Pastor’s Piece – July 18, 2021
There are some topics that I bring up in a Sunday homily every so often that always seem to be of interest and news to many of you. Last Sunday’s Gospel passage concluded with, “The Twelve … anointed with oil many who were sick and cured them.” (Mk 6:13) And so, it was appropriate to speak on a misunderstood sacrament the Anointing of the Sick. The following are catechetical highlights we all need to know about this sacrament.
The above passage from Mark is where Christ institutes the sacrament. The Letter of St. James teaches how the Apostolic Tradition put it to use. “Are there people sick among you? Let them send for the priests of the Church, and let the priests pray over them anointing them with oil in the name of the Lord. The prayer of faith will save the sick persons, and the Lord will raise them up. If they have committed any sins, their sins will be forgiven them.” (Jas 5:13-15)
We keep in mind, though, the reading from St. Paul’s 2nd Letter to the Corinthians, where he spoke of suffering with this mysterious “thorn in the flesh”. He learned from the Lord that “My grace is sufficient for you, for my power is made perfect in weakness.” (2Cor 12:9) Such it is, that suffering, at times, is to be endured.
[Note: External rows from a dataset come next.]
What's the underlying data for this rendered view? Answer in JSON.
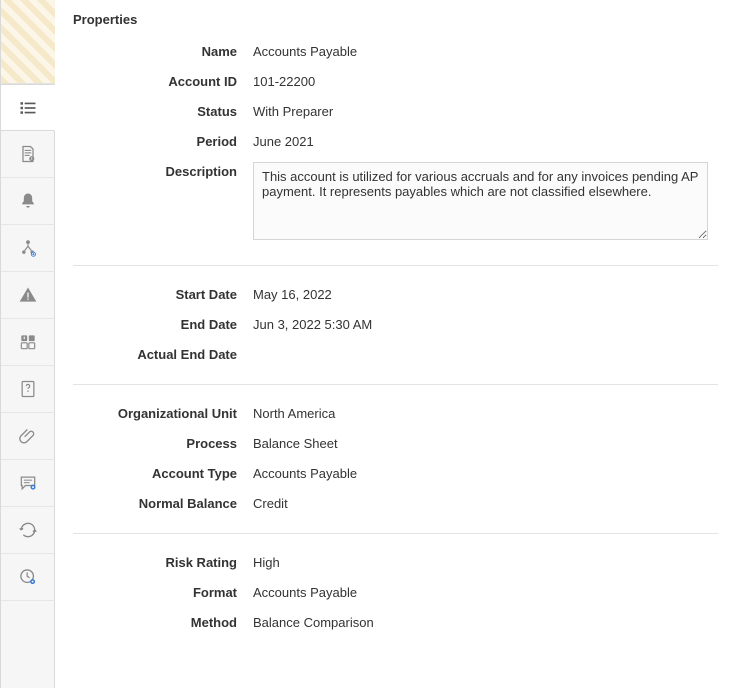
{
  "panel": {
    "title": "Properties"
  },
  "properties": {
    "name": {
      "label": "Name",
      "value": "Accounts Payable"
    },
    "account_id": {
      "label": "Account ID",
      "value": "101-22200"
    },
    "status": {
      "label": "Status",
      "value": "With Preparer"
    },
    "period": {
      "label": "Period",
      "value": "June 2021"
    },
    "description": {
      "label": "Description",
      "value": "This account is utilized for various accruals and for any invoices pending AP payment. It represents payables which are not classified elsewhere."
    }
  },
  "dates": {
    "start_date": {
      "label": "Start Date",
      "value": "May 16, 2022"
    },
    "end_date": {
      "label": "End Date",
      "value": "Jun 3, 2022 5:30 AM"
    },
    "actual_end_date": {
      "label": "Actual End Date",
      "value": ""
    }
  },
  "org": {
    "organizational_unit": {
      "label": "Organizational Unit",
      "value": "North America"
    },
    "process": {
      "label": "Process",
      "value": "Balance Sheet"
    },
    "account_type": {
      "label": "Account Type",
      "value": "Accounts Payable"
    },
    "normal_balance": {
      "label": "Normal Balance",
      "value": "Credit"
    }
  },
  "extra": {
    "risk_rating": {
      "label": "Risk Rating",
      "value": "High"
    },
    "format": {
      "label": "Format",
      "value": "Accounts Payable"
    },
    "method": {
      "label": "Method",
      "value": "Balance Comparison"
    }
  }
}
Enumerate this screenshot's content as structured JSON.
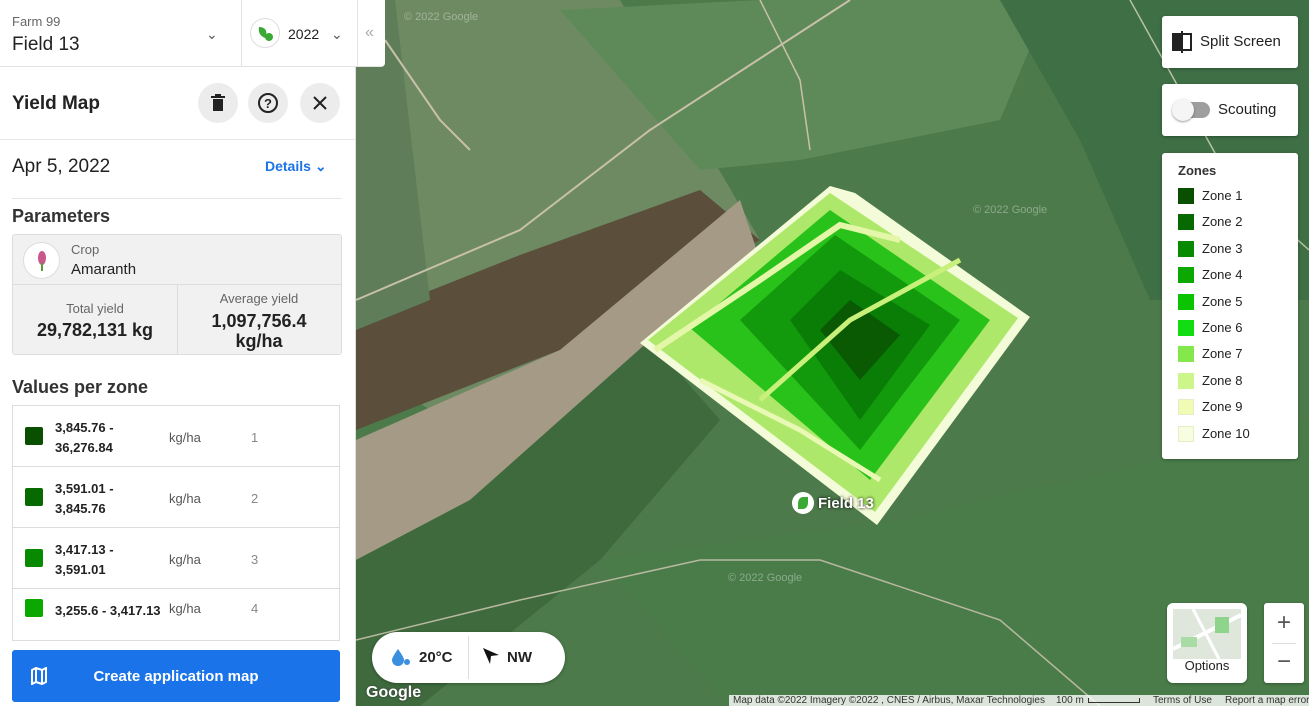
{
  "header": {
    "farm": "Farm 99",
    "field": "Field 13",
    "season": "2022"
  },
  "panel": {
    "title": "Yield Map",
    "date": "Apr 5, 2022",
    "details_label": "Details",
    "parameters_title": "Parameters",
    "crop_label": "Crop",
    "crop_value": "Amaranth",
    "total_yield_label": "Total yield",
    "total_yield_value": "29,782,131 kg",
    "avg_yield_label": "Average yield",
    "avg_yield_value": "1,097,756.4",
    "avg_yield_unit": "kg/ha",
    "values_title": "Values per zone",
    "zones": [
      {
        "range_a": "3,845.76 -",
        "range_b": "36,276.84",
        "unit": "kg/ha",
        "num": "1",
        "color": "#0a4f00"
      },
      {
        "range_a": "3,591.01 -",
        "range_b": "3,845.76",
        "unit": "kg/ha",
        "num": "2",
        "color": "#066a00"
      },
      {
        "range_a": "3,417.13 -",
        "range_b": "3,591.01",
        "unit": "kg/ha",
        "num": "3",
        "color": "#088a00"
      },
      {
        "range_a": "3,255.6 - 3,417.13",
        "range_b": "",
        "unit": "kg/ha",
        "num": "4",
        "color": "#0aa800"
      }
    ],
    "cta_label": "Create application map"
  },
  "map": {
    "split_screen_label": "Split Screen",
    "scouting_label": "Scouting",
    "zones_title": "Zones",
    "legend": [
      {
        "label": "Zone 1",
        "color": "#0a4f00"
      },
      {
        "label": "Zone 2",
        "color": "#066a00"
      },
      {
        "label": "Zone 3",
        "color": "#088a00"
      },
      {
        "label": "Zone 4",
        "color": "#0aa800"
      },
      {
        "label": "Zone 5",
        "color": "#0ac400"
      },
      {
        "label": "Zone 6",
        "color": "#12dc12"
      },
      {
        "label": "Zone 7",
        "color": "#84e84a"
      },
      {
        "label": "Zone 8",
        "color": "#cdf58a"
      },
      {
        "label": "Zone 9",
        "color": "#f1fbb4"
      },
      {
        "label": "Zone 10",
        "color": "#f7fde0"
      }
    ],
    "field_label": "Field 13",
    "temperature": "20°C",
    "wind": "NW",
    "options_label": "Options",
    "google": "Google",
    "watermark": "© 2022 Google",
    "attribution": "Map data ©2022 Imagery ©2022 , CNES / Airbus, Maxar Technologies",
    "scale": "100 m",
    "terms": "Terms of Use",
    "report": "Report a map error"
  }
}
Regardless of the physical benefits we may or may not receive from the Sacrament of the Anointing of the Sick, a person’s soul is cleansed from his sins and restored completely to the sanctifying grace that allows him to enter heaven. In such a state of grace, the sick person isn’t the only beneficiary. He is now a more effective instrument of grace for others. “The sick person … through the grace of this sacrament, contributes to the sanctification of the Church and to the good of all men for whom the Church suffers and offers herself through Christ to God the Father.” (CCC1522)
The Catechism clarifies that one doesn’t need to be on his death bed. “The Anointing of the Sick ‘is not a sacrament for those only who are at the point of death. Hence, as soon as anyone of the faithful begins to be in danger of death from sickness or old age, the fitting time for him to receive this sacrament has certainly already arrived.’” (CCC 1514) This sacrament isn’t meant to be a one-shot deal like Baptism or Confirmation. “If a sick person who received this anointing recovers his health, he can in the case of another grave illness receive this sacrament again. If during the same illness the person’s condition becomes more serious, the sacrament may be repeated. It is fitting to receive the Anointing of the Sick just prior to a serious operation. The same holds for the elderly whose frailty becomes more pronounced.” (CCC 1515)
I provide this information for your personal edification, but also to deputize you. I need you to call me when you know of a Catholic who needs these benefits. I still make house-calls.